You’ll never hear us say “just do 100 Kegels a day.” Instead, we’ll show you how to train smarter, not harder.

4. Gradual Load and Real-Life Application

Your pelvic floor doesn’t work in isolation—it supports you through lifting your child, carrying groceries, dancing, coughing, running, and sex. We train the muscles in these contexts with progressive challenges that reflect your goals.

Whether you’re returning to sport, preventing prolapse, or recovering after childbirth, your strengthening plan is built for your lifestyle.

Signs Your Pelvic Floor Is Getting Stronger

As you progress with physiotherapy, you may notice:

Improved bladder control

Reduced heaviness or discomfort

Stronger core engagement during workouts

Less urgency or frequency with urination

Greater ease and comfort during intimacy

Improved posture and movement efficiency

These gains are signs that your pelvic floor is not only stronger—but also better integrated with your body’s natural movement system.

The Myth of “More Is Better”

Doing more Kegels or squeezing harder isn’t the answer—in fact, it can create more dysfunction.

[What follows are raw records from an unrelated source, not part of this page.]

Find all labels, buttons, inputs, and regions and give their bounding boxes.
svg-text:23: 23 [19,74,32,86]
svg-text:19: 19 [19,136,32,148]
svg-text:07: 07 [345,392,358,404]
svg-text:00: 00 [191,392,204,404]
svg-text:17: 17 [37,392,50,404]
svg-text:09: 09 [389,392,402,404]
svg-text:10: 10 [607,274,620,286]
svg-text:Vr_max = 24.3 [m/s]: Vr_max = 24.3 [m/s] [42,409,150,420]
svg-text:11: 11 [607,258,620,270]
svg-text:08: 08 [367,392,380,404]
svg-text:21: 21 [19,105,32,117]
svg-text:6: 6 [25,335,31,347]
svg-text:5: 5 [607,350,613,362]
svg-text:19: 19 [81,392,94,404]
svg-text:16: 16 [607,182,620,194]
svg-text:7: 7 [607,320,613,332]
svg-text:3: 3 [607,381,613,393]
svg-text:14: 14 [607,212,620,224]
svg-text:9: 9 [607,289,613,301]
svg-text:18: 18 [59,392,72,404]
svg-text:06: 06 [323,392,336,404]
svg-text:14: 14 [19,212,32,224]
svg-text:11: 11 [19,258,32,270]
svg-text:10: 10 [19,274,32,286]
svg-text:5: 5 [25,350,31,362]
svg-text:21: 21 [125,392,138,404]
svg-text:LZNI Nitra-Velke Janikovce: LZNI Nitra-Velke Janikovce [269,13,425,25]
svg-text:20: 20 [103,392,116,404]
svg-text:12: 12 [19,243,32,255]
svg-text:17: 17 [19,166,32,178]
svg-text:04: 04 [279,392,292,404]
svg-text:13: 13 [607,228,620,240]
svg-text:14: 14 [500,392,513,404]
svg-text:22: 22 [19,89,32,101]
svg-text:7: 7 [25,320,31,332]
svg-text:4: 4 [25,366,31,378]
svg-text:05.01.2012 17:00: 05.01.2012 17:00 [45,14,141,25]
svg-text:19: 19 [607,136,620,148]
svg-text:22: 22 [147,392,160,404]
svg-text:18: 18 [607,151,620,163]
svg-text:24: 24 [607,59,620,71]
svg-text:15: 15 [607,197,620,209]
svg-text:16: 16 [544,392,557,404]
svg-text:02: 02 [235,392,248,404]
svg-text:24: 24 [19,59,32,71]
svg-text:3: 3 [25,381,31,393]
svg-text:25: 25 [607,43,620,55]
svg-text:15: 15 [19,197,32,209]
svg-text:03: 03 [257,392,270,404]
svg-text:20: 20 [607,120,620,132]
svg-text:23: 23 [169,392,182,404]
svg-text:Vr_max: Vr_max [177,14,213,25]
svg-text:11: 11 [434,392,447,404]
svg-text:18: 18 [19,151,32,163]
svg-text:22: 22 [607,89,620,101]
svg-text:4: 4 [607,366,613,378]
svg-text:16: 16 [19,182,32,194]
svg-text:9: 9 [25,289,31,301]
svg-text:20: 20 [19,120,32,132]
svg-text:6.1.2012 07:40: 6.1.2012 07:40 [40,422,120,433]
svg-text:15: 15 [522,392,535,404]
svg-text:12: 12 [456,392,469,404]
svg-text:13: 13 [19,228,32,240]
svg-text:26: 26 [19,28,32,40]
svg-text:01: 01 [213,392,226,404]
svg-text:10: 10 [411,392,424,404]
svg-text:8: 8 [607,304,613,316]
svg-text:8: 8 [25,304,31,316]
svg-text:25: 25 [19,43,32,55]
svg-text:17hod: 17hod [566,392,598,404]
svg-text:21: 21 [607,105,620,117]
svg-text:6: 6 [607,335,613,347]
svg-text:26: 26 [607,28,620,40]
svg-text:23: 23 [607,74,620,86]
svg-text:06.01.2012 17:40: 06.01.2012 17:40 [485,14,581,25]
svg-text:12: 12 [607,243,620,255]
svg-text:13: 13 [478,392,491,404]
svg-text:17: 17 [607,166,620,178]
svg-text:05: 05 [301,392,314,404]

True pelvic floor strength comes from:

Proper relaxation and release

Good coordination with the breath

Functional use during daily activities

Whole-body support from glutes, hips, and core

Physiotherapy teaches you how to do all of this in a way that’s safe, effective, and completely personalized.

Real Strength Starts With Real Support

If you’ve been struggling with symptoms, confused about what exercises to do, or unsure how to properly train your pelvic floor, you’re not alone—and you’re not stuck.

At YourFormSux, we help women discover a new kind of strength: grounded, intelligent, and connected. Whether you’re healing from birth, managing menopausal changes, or simply investing in your health, our pelvic health physiotherapists are here to guide you with clarity, respect, and results.